His Majesty was enchanted with the glowing picture, but before quite deciding on carrying the scheme into execution thought it best to consult the Archduke.

The reply of Albert has not been preserved. It was probably not enthusiastic, and the man who without boasting had declared himself to know everything was never commissioned to convert his schemes into realities. That magnificent walled city, Philipopolis, with its gorgeous streets and bristling fortresses, remained unbuilt, the Scheldt has placidly flowed through its old channel to the sea from that day to this, and the Republic remained in possession of the unexampled foreign trade with which rebellion had enriched it.
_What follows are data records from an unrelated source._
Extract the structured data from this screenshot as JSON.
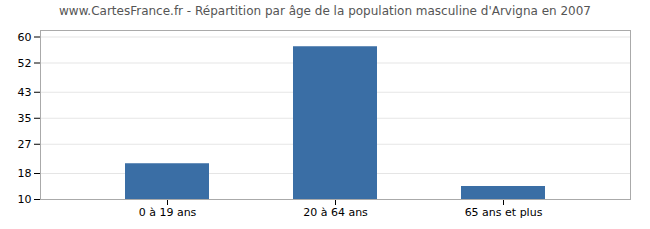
{
  "chart_data": {
    "type": "bar",
    "title": "www.CartesFrance.fr - Répartition par âge de la population masculine d'Arvigna en 2007",
    "categories": [
      "0 à 19 ans",
      "20 à 64 ans",
      "65 ans et plus"
    ],
    "values": [
      21,
      57,
      14
    ],
    "color": "#3a6ea5",
    "ylim": [
      10,
      62
    ],
    "yticks": [
      10,
      18,
      27,
      35,
      43,
      52,
      60
    ],
    "grid": true
  }
}
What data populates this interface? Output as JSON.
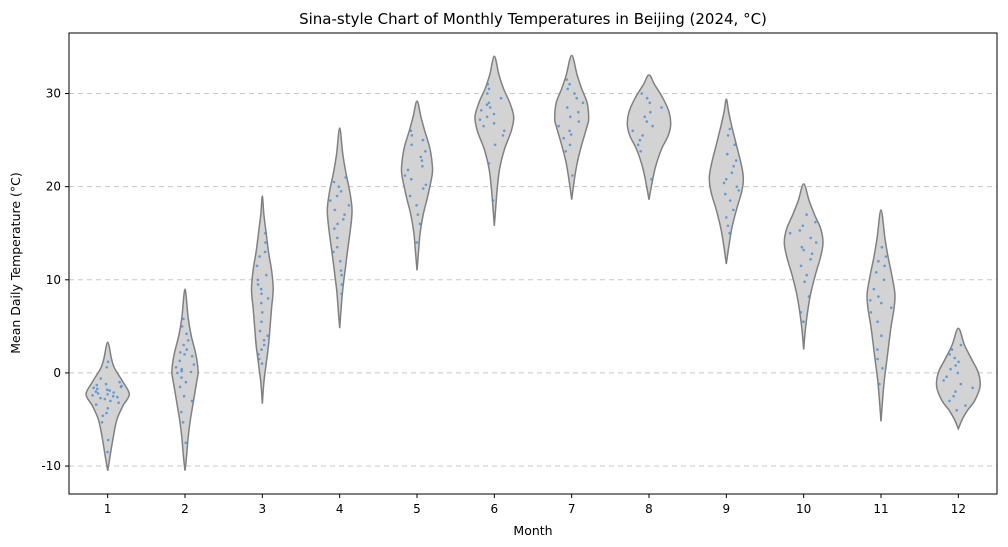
{
  "chart_data": {
    "type": "violin",
    "title": "Sina-style Chart of Monthly Temperatures in Beijing (2024, °C)",
    "xlabel": "Month",
    "ylabel": "Mean Daily Temperature (°C)",
    "ylim": [
      -13,
      36.5
    ],
    "yticks": [
      -10,
      0,
      10,
      20,
      30
    ],
    "grid": "y-dashed",
    "colors": {
      "violin_fill": "#d3d3d3",
      "violin_edge": "#808080",
      "points": "#4a90d9",
      "grid": "#c8c8c8"
    },
    "categories": [
      "1",
      "2",
      "3",
      "4",
      "5",
      "6",
      "7",
      "8",
      "9",
      "10",
      "11",
      "12"
    ],
    "violins": [
      {
        "month": "1",
        "min": -10.5,
        "max": 3.3,
        "bulge": -2.3,
        "half_width": 0.28,
        "shape": [
          [
            -10.5,
            0.0
          ],
          [
            -9,
            0.03
          ],
          [
            -7,
            0.07
          ],
          [
            -5,
            0.12
          ],
          [
            -3.5,
            0.2
          ],
          [
            -2.3,
            0.28
          ],
          [
            -1,
            0.2
          ],
          [
            0.5,
            0.09
          ],
          [
            1.5,
            0.05
          ],
          [
            3.3,
            0.0
          ]
        ]
      },
      {
        "month": "2",
        "min": -10.5,
        "max": 9.0,
        "bulge": 0.2,
        "half_width": 0.17,
        "shape": [
          [
            -10.5,
            0.0
          ],
          [
            -9,
            0.02
          ],
          [
            -7,
            0.04
          ],
          [
            -5,
            0.07
          ],
          [
            -3,
            0.11
          ],
          [
            -1,
            0.15
          ],
          [
            0.2,
            0.17
          ],
          [
            2,
            0.14
          ],
          [
            4,
            0.08
          ],
          [
            6,
            0.04
          ],
          [
            9,
            0.0
          ]
        ]
      },
      {
        "month": "3",
        "min": -3.3,
        "max": 19.0,
        "bulge": 9.0,
        "half_width": 0.14,
        "shape": [
          [
            -3.3,
            0.0
          ],
          [
            -1,
            0.02
          ],
          [
            1,
            0.05
          ],
          [
            3,
            0.08
          ],
          [
            5,
            0.1
          ],
          [
            7,
            0.12
          ],
          [
            9,
            0.14
          ],
          [
            11,
            0.12
          ],
          [
            13,
            0.08
          ],
          [
            15,
            0.05
          ],
          [
            17,
            0.02
          ],
          [
            19,
            0.0
          ]
        ]
      },
      {
        "month": "4",
        "min": 4.8,
        "max": 26.3,
        "bulge": 17.5,
        "half_width": 0.16,
        "shape": [
          [
            4.8,
            0.0
          ],
          [
            7,
            0.02
          ],
          [
            9,
            0.04
          ],
          [
            11,
            0.07
          ],
          [
            13,
            0.1
          ],
          [
            15.5,
            0.14
          ],
          [
            17.5,
            0.16
          ],
          [
            19.5,
            0.13
          ],
          [
            21.5,
            0.08
          ],
          [
            23.5,
            0.04
          ],
          [
            26.3,
            0.0
          ]
        ]
      },
      {
        "month": "5",
        "min": 11.0,
        "max": 29.2,
        "bulge": 22.0,
        "half_width": 0.2,
        "shape": [
          [
            11,
            0.0
          ],
          [
            13,
            0.02
          ],
          [
            15,
            0.04
          ],
          [
            17,
            0.08
          ],
          [
            19,
            0.14
          ],
          [
            21,
            0.19
          ],
          [
            22,
            0.2
          ],
          [
            24,
            0.17
          ],
          [
            26,
            0.1
          ],
          [
            27.5,
            0.05
          ],
          [
            29.2,
            0.0
          ]
        ]
      },
      {
        "month": "6",
        "min": 15.8,
        "max": 34.0,
        "bulge": 27.5,
        "half_width": 0.25,
        "shape": [
          [
            15.8,
            0.0
          ],
          [
            18,
            0.02
          ],
          [
            20,
            0.04
          ],
          [
            22,
            0.07
          ],
          [
            24,
            0.13
          ],
          [
            26,
            0.22
          ],
          [
            27.5,
            0.25
          ],
          [
            29,
            0.2
          ],
          [
            30.5,
            0.12
          ],
          [
            32,
            0.06
          ],
          [
            34,
            0.0
          ]
        ]
      },
      {
        "month": "7",
        "min": 18.6,
        "max": 34.1,
        "bulge": 27.3,
        "half_width": 0.22,
        "shape": [
          [
            18.6,
            0.0
          ],
          [
            20.5,
            0.03
          ],
          [
            22.5,
            0.07
          ],
          [
            24.5,
            0.13
          ],
          [
            26.5,
            0.2
          ],
          [
            27.3,
            0.22
          ],
          [
            29,
            0.2
          ],
          [
            30.5,
            0.13
          ],
          [
            32,
            0.07
          ],
          [
            34.1,
            0.0
          ]
        ]
      },
      {
        "month": "8",
        "min": 18.6,
        "max": 32.0,
        "bulge": 26.7,
        "half_width": 0.28,
        "shape": [
          [
            18.6,
            0.0
          ],
          [
            20,
            0.03
          ],
          [
            22,
            0.08
          ],
          [
            24,
            0.16
          ],
          [
            25.5,
            0.25
          ],
          [
            26.7,
            0.28
          ],
          [
            28,
            0.26
          ],
          [
            29.5,
            0.18
          ],
          [
            31,
            0.07
          ],
          [
            32,
            0.0
          ]
        ]
      },
      {
        "month": "9",
        "min": 11.7,
        "max": 29.4,
        "bulge": 21.0,
        "half_width": 0.22,
        "shape": [
          [
            11.7,
            0.0
          ],
          [
            13.5,
            0.03
          ],
          [
            15.5,
            0.07
          ],
          [
            17.5,
            0.13
          ],
          [
            19.5,
            0.2
          ],
          [
            21,
            0.22
          ],
          [
            22.5,
            0.19
          ],
          [
            24.5,
            0.13
          ],
          [
            26.5,
            0.07
          ],
          [
            28,
            0.03
          ],
          [
            29.4,
            0.0
          ]
        ]
      },
      {
        "month": "10",
        "min": 2.5,
        "max": 20.3,
        "bulge": 14.0,
        "half_width": 0.25,
        "shape": [
          [
            2.5,
            0.0
          ],
          [
            4.5,
            0.02
          ],
          [
            6.5,
            0.05
          ],
          [
            8.5,
            0.09
          ],
          [
            10.5,
            0.15
          ],
          [
            12.5,
            0.22
          ],
          [
            14,
            0.25
          ],
          [
            15.5,
            0.22
          ],
          [
            17,
            0.14
          ],
          [
            18.5,
            0.07
          ],
          [
            20.3,
            0.0
          ]
        ]
      },
      {
        "month": "11",
        "min": -5.2,
        "max": 17.5,
        "bulge": 8.5,
        "half_width": 0.18,
        "shape": [
          [
            -5.2,
            0.0
          ],
          [
            -3,
            0.02
          ],
          [
            -1,
            0.04
          ],
          [
            1,
            0.07
          ],
          [
            3,
            0.1
          ],
          [
            5,
            0.13
          ],
          [
            7,
            0.17
          ],
          [
            8.5,
            0.18
          ],
          [
            10.5,
            0.14
          ],
          [
            12.5,
            0.09
          ],
          [
            14.5,
            0.05
          ],
          [
            17.5,
            0.0
          ]
        ]
      },
      {
        "month": "12",
        "min": -6.0,
        "max": 4.8,
        "bulge": -1.5,
        "half_width": 0.28,
        "shape": [
          [
            -6,
            0.0
          ],
          [
            -5,
            0.05
          ],
          [
            -4,
            0.12
          ],
          [
            -3,
            0.21
          ],
          [
            -1.5,
            0.28
          ],
          [
            0,
            0.26
          ],
          [
            1.5,
            0.17
          ],
          [
            3,
            0.08
          ],
          [
            4.8,
            0.0
          ]
        ]
      }
    ],
    "points": [
      {
        "month": "1",
        "values": [
          -8.5,
          -7.2,
          -5.3,
          -4.6,
          -4.3,
          -3.8,
          -3.4,
          -3.2,
          -3.0,
          -2.8,
          -2.7,
          -2.6,
          -2.5,
          -2.4,
          -2.3,
          -2.2,
          -2.1,
          -2.0,
          -1.9,
          -1.8,
          -1.7,
          -1.6,
          -1.5,
          -1.4,
          -1.3,
          -1.2,
          -1.0,
          -0.6,
          0.6,
          1.2
        ]
      },
      {
        "month": "2",
        "values": [
          -7.5,
          -5.3,
          -4.2,
          -3.0,
          -2.5,
          -1.5,
          -1.0,
          -0.5,
          0.0,
          0.1,
          0.2,
          0.4,
          0.6,
          0.9,
          1.3,
          1.8,
          2.0,
          2.2,
          2.5,
          3.0,
          3.5,
          4.2,
          5.0,
          5.8
        ]
      },
      {
        "month": "3",
        "values": [
          1.0,
          1.5,
          2.0,
          2.5,
          3.0,
          3.5,
          4.0,
          4.5,
          5.5,
          6.5,
          7.5,
          8.0,
          8.5,
          9.0,
          9.5,
          10.0,
          10.5,
          11.5,
          12.5,
          13.0,
          14.0,
          15.0
        ]
      },
      {
        "month": "4",
        "values": [
          8.5,
          9.5,
          10.5,
          11.0,
          12.0,
          13.0,
          13.5,
          14.5,
          15.5,
          16.0,
          16.5,
          17.0,
          17.5,
          18.0,
          18.5,
          19.0,
          19.5,
          20.0,
          20.5,
          21.0
        ]
      },
      {
        "month": "5",
        "values": [
          14.0,
          16.0,
          17.0,
          18.0,
          19.0,
          19.8,
          20.2,
          20.8,
          21.2,
          21.8,
          22.2,
          22.8,
          23.2,
          23.8,
          24.5,
          25.0,
          25.5,
          26.0
        ]
      },
      {
        "month": "6",
        "values": [
          18.5,
          22.5,
          24.5,
          25.5,
          26.0,
          26.5,
          26.8,
          27.2,
          27.5,
          27.8,
          28.2,
          28.5,
          28.8,
          29.0,
          29.5,
          30.0,
          30.5,
          31.0
        ]
      },
      {
        "month": "7",
        "values": [
          21.2,
          23.8,
          24.5,
          25.2,
          25.6,
          26.0,
          26.5,
          27.0,
          27.5,
          28.0,
          28.5,
          29.0,
          29.5,
          30.0,
          30.5,
          31.0,
          31.5
        ]
      },
      {
        "month": "8",
        "values": [
          20.8,
          23.8,
          24.5,
          25.0,
          25.5,
          26.0,
          26.5,
          27.0,
          27.5,
          28.0,
          28.5,
          29.0,
          29.5,
          30.0
        ]
      },
      {
        "month": "9",
        "values": [
          15.0,
          15.8,
          16.7,
          17.5,
          18.5,
          19.2,
          19.6,
          20.0,
          20.4,
          20.8,
          21.5,
          22.2,
          22.8,
          23.5,
          24.5,
          25.5,
          26.2
        ]
      },
      {
        "month": "10",
        "values": [
          5.5,
          6.5,
          8.2,
          9.8,
          10.5,
          11.5,
          12.2,
          12.8,
          13.2,
          13.5,
          14.0,
          14.5,
          15.0,
          15.3,
          15.8,
          16.2,
          17.0
        ]
      },
      {
        "month": "11",
        "values": [
          -1.2,
          0.5,
          1.5,
          2.5,
          4.0,
          5.5,
          6.5,
          7.0,
          7.5,
          7.8,
          8.2,
          9.0,
          10.0,
          10.8,
          11.5,
          12.0,
          12.5,
          13.5
        ]
      },
      {
        "month": "12",
        "values": [
          -4.0,
          -3.5,
          -3.0,
          -2.5,
          -2.0,
          -1.6,
          -1.2,
          -0.8,
          -0.4,
          0.0,
          0.4,
          0.8,
          1.2,
          1.6,
          2.0,
          2.5,
          3.0
        ]
      }
    ]
  }
}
These various intrigues and projects show plainly enough however the encouragement given to the enemies of the United Provinces and of Protestantism everywhere by these disastrous internal dissensions. But yesterday and the Republic led by Barneveld in council and Maurice of Nassau in the field stood at the head of the great army of resistance to the general crusade organized by Spain and Rome against all unbelievers. And now that the war was absolutely beginning in Bohemia, the Republic was falling upon its own sword instead of smiting with it the universal foe.

It was not the King of Spain alone that cast longing eyes on the fair territory of that commonwealth which the unparalleled tyranny of his father had driven to renounce his sceptre. Both in the Netherlands and France, among the extreme orthodox party, there were secret schemes, to which Maurice was not privy, to raise Maurice to the sovereignty of the Provinces. Other conspirators with a wider scope and more treasonable design were disposed to surrender their country to the dominion of France, stipulating of course large rewards and offices for themselves and the vice-royalty of what should then be the French Netherlands to Maurice.

The schemes were wild enough perhaps, but their very existence, which is undoubted, is another proof, if more proof were wanted, of the lamentable tendency, in times of civil and religious dissension, of political passion to burn out the very first principles of patriotism.